Это дает нам основание предположить, что в образе Жени в определенной степени воплотилось чеховское мирочувствование, тогда как ощущения пространства Лидии и художника далеки от авторского.
То что персонажи имеют ярко выраженные индивидуальные пространственные ощущения, позволяет рассмотреть и семиотику пространства этих персонажей. (143)
Напомним, что Лидия ощущает свое пространство как плоское, необъемное и граница в нем никак не маркирована. В связи с этим обращают на себя внимание такие "подпространства", связанные с интересами Лидии или ее пребыванием, как уезд, земство, имение, деревня, школа. В рассказе они фигурируют или как ландшафт (деревня), или как административная единица и поэтому воспринимаются как пространства плоскостные. Каждое из них, начиная со школы, последовательно включается в предыдущее (школа в деревне, деревня в имении, имение в земстве, земство в уезде), образуя систему увеличивающихся кругов, наподобие кругов паутины. Границей ее пространства можно считать границы уезда (судьба уезда ее очень беспокоит, и она без конца говорит о Балагине, "который забрал в свои руки весь уезд")4. Лидия (в рамках времени рассказа) никогда не покидала уезда, даже спустя много лет она, по словам Белокурова, "жила по-прежнему в Шелковке" (с. 107). Поэтому частотный словарь предлогов и не отметил наличия границ в пространстве Лидии: это пространство для нее исчерпывающее и другого не существует. Тему круга в семиотическом пространстве Лидии продолжает такая деталь, как зонтик, под которым она "часто уходила в деревню с непокрытой головой" (с. 93), и ее замечание о том, что "ей удалось собрать около себя кружок симпатичных ей людей" (с. 104). Все это позволяет соотнести с образом Лидии очень важную, на наш взгляд, деталь пейзажа, подмеченную взглядом художника-рассказчика в усадьбе Волчаниновых: "высоко на вершинах кое-где дрожал яркий золотой свет и переливался радугой в сетях паука" (с. 90).
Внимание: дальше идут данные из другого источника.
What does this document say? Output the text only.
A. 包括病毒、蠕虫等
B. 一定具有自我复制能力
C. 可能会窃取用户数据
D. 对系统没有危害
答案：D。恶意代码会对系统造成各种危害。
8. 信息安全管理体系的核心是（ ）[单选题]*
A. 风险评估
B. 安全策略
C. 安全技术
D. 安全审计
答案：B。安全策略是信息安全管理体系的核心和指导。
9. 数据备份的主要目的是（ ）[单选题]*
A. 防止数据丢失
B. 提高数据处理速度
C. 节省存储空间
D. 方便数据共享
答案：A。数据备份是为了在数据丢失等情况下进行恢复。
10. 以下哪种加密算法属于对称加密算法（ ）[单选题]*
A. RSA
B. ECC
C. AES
Сеть паука, плоская, круглая, с концентрически расположенными нитями, легко встает в один ряд сопутствующих образу Лидии деталей-кругов. Паутина - вот знак пространства Лидии. Но тогда по ассоциации возникает и другое сравнение Лидии - "паук"? Так художественное пространство рассказа изобличает в "замечательном человеке", как говорят о ней Женя и мать, в "красивой, неизменно строгой девушке", ради которой "можно истоптать, как в сказке, железные башмаки" (как о ней отзывается художник), "ограниченность, эгоизм и хищническую породу''.
Художник, от лица которого ведется повествование, в рассказе своего реального пространства не имеет: в доме Белокурова и Волчаниновых он только гость. Его пространство - это мир "чудесной, очаровательной" природы с "деревьями, полями, туманами, зарею", которой он хочет "владеть" вместе со своей "маленькой королевой" (с. 105) Мисюсь. Этот мир безграничен, объемен. Поэтому в частотном словаре предлогов художника присутствуют и "абсолютный" верх, и "абсолютный" низ. Границы в этом мире условны, и художник, не колеблясь, их преодолевает: в усадьбу Волчаниновых он попадает, "легко" перелезая через изгородь, его не пугают "сплошные стены" мрачных аллей. Поэтому в ощущении пространства художником граница отмечена только предлогом "через" и нет значения "за". Художник много ездит, путешествует: "до позднего вечера бродил (144) где-нибудь", то уезжает в Петербург, то едет в Крым. Он "бродяга". Это и объясняет, почему в его частотном словаре динамика в 2,5 раза превышает статику. Но при всей динамичности этому герою свойственно созерцательное, пассивное отношение к жизни. Это выражается не только в его "постоянной праздности" и в том, что он "не делал решительно ничего" ("по целым часам я смотрел в свои окна на небо, нa птиц на аллее, читал все, что привозили мне с почты, спал" -с.89), но и в его нарочито отстраненном, нейтральном отношении к общественной и нравственно-этической стороне жизни. Он порицает теорию "малых дел" Лидии и высказывает свою точку зрения на устройство разумной, гармоничной жизни, но сам остается в стороне от того и другого. На все, что происходит в усадьбе Волчаниновых, он смотрит только глазами художника-наблюдателя. Не случайно, в деталях описав лицемерное вздорное поведение Лидии ("торопясь и громко разговаривая, она приняла двух-трех больных, потом с деловым, озабоченным видом ходила по комнатам, отворяя то один шкап, то другой, уходила в мезонин, ее долго искали и звали обедать, и пришла она, когда мы уже съели суп"), он делает вывод: "все эти мелкие подробности я очень люблю" (с. 96).